Other changes which were implemented relate to the Cabinet of Ministers, whereby various new appointments to the cabinet were made. It is certainly noticeable that all the appointees are experienced experts in their fields and notably younger than their predecessors. The appointment of Alsayyid Badr bin Hamed Al Busaidi as the Foreign Minister, replacing the veteran Yusuf Bin Alawi is of particular interest. With the Sultan no longer being the Minister of Foreign Affairs, Alsayyid Badr has been given the power to shape Oman's foreign policy. Alsayyid Badr is no stranger to the Ministry of Foreign Affairs as he has been working at the Ministry for many years, with his most recent post being the Secretary General of the Ministry. Given the febrile state of the region and various foreign policy challenges which Oman currently faces, Alsayyid Badr has a challenging road ahead of him.
Royal Decree 100/2020 promulgated the establishment of the Implementation of Vision 2040 and Follow-up Unit which falls under the purview of the Council of Ministers. The unit replaces the Implementation Support and Follow-up Unit which was within the remit of the Diwan. The move to have the newly created Unit falling under the Council of Ministers allows for closer oversight on the implementation of the Vision 2040 and demonstrates the seriousness with which the Vision 2040 project is being taken.

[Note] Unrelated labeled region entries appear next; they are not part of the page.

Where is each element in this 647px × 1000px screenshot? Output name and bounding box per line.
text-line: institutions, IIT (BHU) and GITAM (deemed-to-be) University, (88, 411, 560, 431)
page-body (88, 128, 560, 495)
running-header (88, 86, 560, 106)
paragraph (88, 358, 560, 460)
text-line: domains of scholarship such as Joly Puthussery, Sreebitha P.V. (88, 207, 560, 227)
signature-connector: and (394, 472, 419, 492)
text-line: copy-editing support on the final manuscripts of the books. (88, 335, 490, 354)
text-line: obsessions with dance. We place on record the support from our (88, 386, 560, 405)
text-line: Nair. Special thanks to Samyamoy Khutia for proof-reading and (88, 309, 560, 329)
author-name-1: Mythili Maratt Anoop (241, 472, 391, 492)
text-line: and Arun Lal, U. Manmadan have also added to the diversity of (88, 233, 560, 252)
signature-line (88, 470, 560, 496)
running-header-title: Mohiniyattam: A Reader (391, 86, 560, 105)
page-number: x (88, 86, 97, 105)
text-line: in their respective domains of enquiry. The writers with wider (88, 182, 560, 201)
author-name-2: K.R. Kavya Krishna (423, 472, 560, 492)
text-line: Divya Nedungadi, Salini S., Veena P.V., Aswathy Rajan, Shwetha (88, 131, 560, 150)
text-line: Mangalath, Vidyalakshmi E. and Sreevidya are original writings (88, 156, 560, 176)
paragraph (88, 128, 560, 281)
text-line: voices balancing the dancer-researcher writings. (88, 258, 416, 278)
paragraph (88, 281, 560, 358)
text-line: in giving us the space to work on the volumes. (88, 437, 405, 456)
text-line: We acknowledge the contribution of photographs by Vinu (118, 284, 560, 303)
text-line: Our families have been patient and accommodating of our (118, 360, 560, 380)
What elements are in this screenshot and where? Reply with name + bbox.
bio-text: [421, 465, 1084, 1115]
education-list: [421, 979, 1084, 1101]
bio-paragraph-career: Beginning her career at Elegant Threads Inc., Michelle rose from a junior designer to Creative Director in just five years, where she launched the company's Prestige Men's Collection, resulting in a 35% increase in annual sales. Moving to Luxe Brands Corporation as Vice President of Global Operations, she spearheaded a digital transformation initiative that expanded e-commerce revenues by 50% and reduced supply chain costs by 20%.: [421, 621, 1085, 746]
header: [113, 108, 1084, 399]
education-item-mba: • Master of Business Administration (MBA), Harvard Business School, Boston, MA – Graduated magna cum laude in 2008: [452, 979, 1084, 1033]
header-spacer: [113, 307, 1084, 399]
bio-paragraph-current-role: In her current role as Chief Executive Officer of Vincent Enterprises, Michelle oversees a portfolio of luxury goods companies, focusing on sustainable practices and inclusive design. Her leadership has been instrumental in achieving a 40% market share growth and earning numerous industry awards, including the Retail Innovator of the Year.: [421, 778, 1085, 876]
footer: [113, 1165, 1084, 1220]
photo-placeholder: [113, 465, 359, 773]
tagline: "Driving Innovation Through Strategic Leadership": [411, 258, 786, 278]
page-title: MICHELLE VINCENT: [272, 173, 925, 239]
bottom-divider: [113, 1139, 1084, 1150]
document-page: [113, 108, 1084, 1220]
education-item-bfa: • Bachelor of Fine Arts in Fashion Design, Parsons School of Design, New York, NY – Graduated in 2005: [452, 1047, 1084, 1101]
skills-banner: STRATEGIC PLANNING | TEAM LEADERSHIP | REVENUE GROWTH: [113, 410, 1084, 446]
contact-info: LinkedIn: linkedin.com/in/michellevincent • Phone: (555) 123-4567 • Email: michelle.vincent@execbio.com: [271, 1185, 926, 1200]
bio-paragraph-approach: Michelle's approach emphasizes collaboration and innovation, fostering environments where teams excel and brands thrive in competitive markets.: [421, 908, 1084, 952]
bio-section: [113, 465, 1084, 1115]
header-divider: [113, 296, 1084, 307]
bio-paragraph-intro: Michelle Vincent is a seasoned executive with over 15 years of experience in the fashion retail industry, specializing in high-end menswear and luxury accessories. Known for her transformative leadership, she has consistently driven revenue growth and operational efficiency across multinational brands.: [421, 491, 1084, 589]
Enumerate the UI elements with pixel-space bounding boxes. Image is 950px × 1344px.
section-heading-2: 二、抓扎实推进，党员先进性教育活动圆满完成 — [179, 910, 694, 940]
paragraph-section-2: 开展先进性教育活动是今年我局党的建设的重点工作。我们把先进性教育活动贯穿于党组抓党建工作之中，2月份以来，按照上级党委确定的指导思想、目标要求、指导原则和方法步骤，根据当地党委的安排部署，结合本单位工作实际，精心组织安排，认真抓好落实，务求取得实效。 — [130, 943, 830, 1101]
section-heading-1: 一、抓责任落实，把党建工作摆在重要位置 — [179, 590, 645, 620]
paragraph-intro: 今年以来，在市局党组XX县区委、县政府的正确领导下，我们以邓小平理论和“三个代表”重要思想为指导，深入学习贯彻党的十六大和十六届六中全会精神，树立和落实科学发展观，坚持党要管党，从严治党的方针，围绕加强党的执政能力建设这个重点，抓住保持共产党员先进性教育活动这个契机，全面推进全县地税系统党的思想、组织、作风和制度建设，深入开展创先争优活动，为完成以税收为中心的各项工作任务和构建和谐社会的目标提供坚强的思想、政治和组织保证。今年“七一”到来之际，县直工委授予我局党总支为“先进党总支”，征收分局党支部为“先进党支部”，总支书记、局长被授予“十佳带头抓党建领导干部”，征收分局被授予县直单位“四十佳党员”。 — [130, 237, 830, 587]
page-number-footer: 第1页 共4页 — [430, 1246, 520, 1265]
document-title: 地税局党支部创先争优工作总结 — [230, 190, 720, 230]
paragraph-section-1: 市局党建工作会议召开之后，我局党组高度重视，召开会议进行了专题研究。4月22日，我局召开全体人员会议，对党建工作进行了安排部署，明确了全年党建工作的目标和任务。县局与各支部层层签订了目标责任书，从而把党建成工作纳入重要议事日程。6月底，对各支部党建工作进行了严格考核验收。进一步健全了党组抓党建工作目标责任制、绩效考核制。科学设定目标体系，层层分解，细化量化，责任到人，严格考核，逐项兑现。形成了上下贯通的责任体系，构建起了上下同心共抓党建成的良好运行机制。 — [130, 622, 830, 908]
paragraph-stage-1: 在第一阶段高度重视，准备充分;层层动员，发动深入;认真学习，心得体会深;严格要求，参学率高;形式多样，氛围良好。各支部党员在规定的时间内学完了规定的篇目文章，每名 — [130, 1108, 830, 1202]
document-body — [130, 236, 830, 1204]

These are some examples of the changes that were implemented during the restructuring of the government. The restructuring plan was identified as a requirement for the implementation of Vision 2040, and it aims to achieve the following in the near future: increasing the efficiency of the government; promoting investments and business; achieving more focused development at the governorate level; enhancing Oman's indicators in government performance, e-government, spending efficiency, economic competitiveness and social welfare; and creating work environments that motivate employees with clear goals and agreed performance indicators.
All in all, the restructuring plan is to be welcomed and has certainly been received positively in Oman. Whilst these changes have come at a difficult time for Oman, they give an idea of how Sultan Haitham wants to shape his rule and his priorities as he seeks to marshall the continued growth of Oman.